Researchers at the University of Waterloo, Ont., have found a better way to identify atomic structures, an essential step in improving materials selection in the aviation, construction, and automotive industries.
The findings of the study could result in greater confidence when determining the integrity of metals.
Devinder Kumar, a PhD candidate in systems design engineering at Waterloo, collaborated with the Fritz Haber Institute (FHI) in Berlin to develop a powerful artificial intelligence (AI) model with the ability to accurately detect different atomic structures in metallic materials. The system can find previously undetectable imperfections in the metal.
“Anywhere you have metals you want to know the consistency, and that cannot be done in current practical scenarios because current methods fail to identify the symmetry in imperfect conditions,” said Kumar, who is a member of the Vision and Image Processing Research Group under the supervision of Alexander Wong, a professor at Waterloo and Canada Research Chair in the area of AI. “So, this new method of evaluating metallic material will lead to better material design overall and has the potential to affect all the industries where you need material designing properties.”
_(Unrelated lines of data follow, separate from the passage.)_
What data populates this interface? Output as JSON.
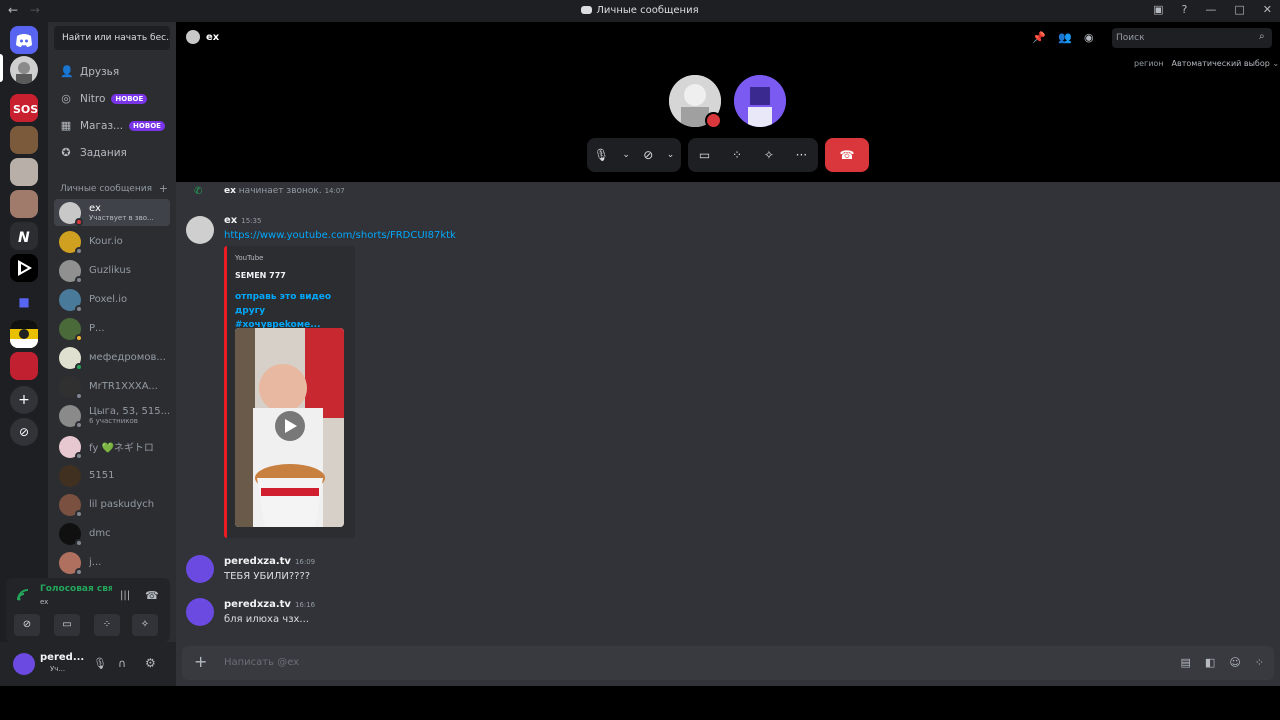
{
  "window": {
    "title": "Личные сообщения",
    "nav_back": "←",
    "nav_forward": "→"
  },
  "sidebar": {
    "search_label": "Найти или начать бес...",
    "nav": [
      {
        "label": "Друзья",
        "icon": "friends-icon"
      },
      {
        "label": "Nitro",
        "badge": "НОВОЕ",
        "icon": "nitro-icon"
      },
      {
        "label": "Магаз...",
        "badge": "НОВОЕ",
        "icon": "shop-icon"
      },
      {
        "label": "Задания",
        "icon": "quests-icon"
      }
    ],
    "dm_header": "Личные сообщения",
    "dm_add": "+",
    "dms": [
      {
        "name": "ex",
        "sub": "Участвует в зво..."
      },
      {
        "name": "Kour.io"
      },
      {
        "name": "Guzlikus"
      },
      {
        "name": "Poxel.io"
      },
      {
        "name": "Р..."
      },
      {
        "name": "мефедромов..."
      },
      {
        "name": "MrTR1XXXA..."
      },
      {
        "name": "Цыга, 53, 515...",
        "sub": "6 участников"
      },
      {
        "name": "fy 💚ネギトロ"
      },
      {
        "name": "5151"
      },
      {
        "name": "lil paskudych"
      },
      {
        "name": "dmc"
      },
      {
        "name": "j..."
      }
    ],
    "voice": {
      "status": "Голосовая связь",
      "channel": "ex"
    },
    "user": {
      "name": "pered...",
      "status": "Уч..."
    }
  },
  "call": {
    "title": "ex",
    "search_placeholder": "Поиск",
    "region_label": "регион",
    "region_value": "Автоматический выбор"
  },
  "messages": {
    "system": {
      "author": "ex",
      "text": "начинает звонок.",
      "time": "14:07"
    },
    "items": [
      {
        "author": "ex",
        "time": "15:35",
        "text": "https://www.youtube.com/shorts/FRDCUI87ktk"
      },
      {
        "author": "peredxza.tv",
        "time": "16:09",
        "text": "ТЕБЯ УБИЛИ????"
      },
      {
        "author": "peredxza.tv",
        "time": "16:16",
        "text": "бля илюха чзх..."
      }
    ],
    "embed": {
      "provider": "YouTube",
      "author": "SEMEN 777",
      "title": "отправь это видео другу #хочувреkoме..."
    }
  },
  "composer": {
    "placeholder": "Написать @ex"
  },
  "colors": {
    "accent": "#5865f2",
    "danger": "#da373c",
    "online": "#23a55a",
    "link": "#00a8fc"
  }
}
FHI came up with a new scenario that can artificially create data which relates to the real world. Kumar along with his collaborators was able to use this to generate about 80,000 images of the different kind of defects and displacements to produce a very effective AI model to identify various types of crystal structures in practical scenarios. This data has been released to the public so people can actually learn their own algorithms.
“In theory, all metallic materials have perfect symmetry, and all the items are in the correct place, but in practice because of various reasons such as cheap manufacturing there are defects,” Kumar said. “All these current methods fail when they try to match actual ideal structures; most of them fail when there is even 1 per cent defect. We have made an AI-based algorithm or model that can classify these kinds of symmetries even up to 40 per cent of defect.”
The study, Insightful classification of crystal structures using deep learning, was published recently in Nature Communications.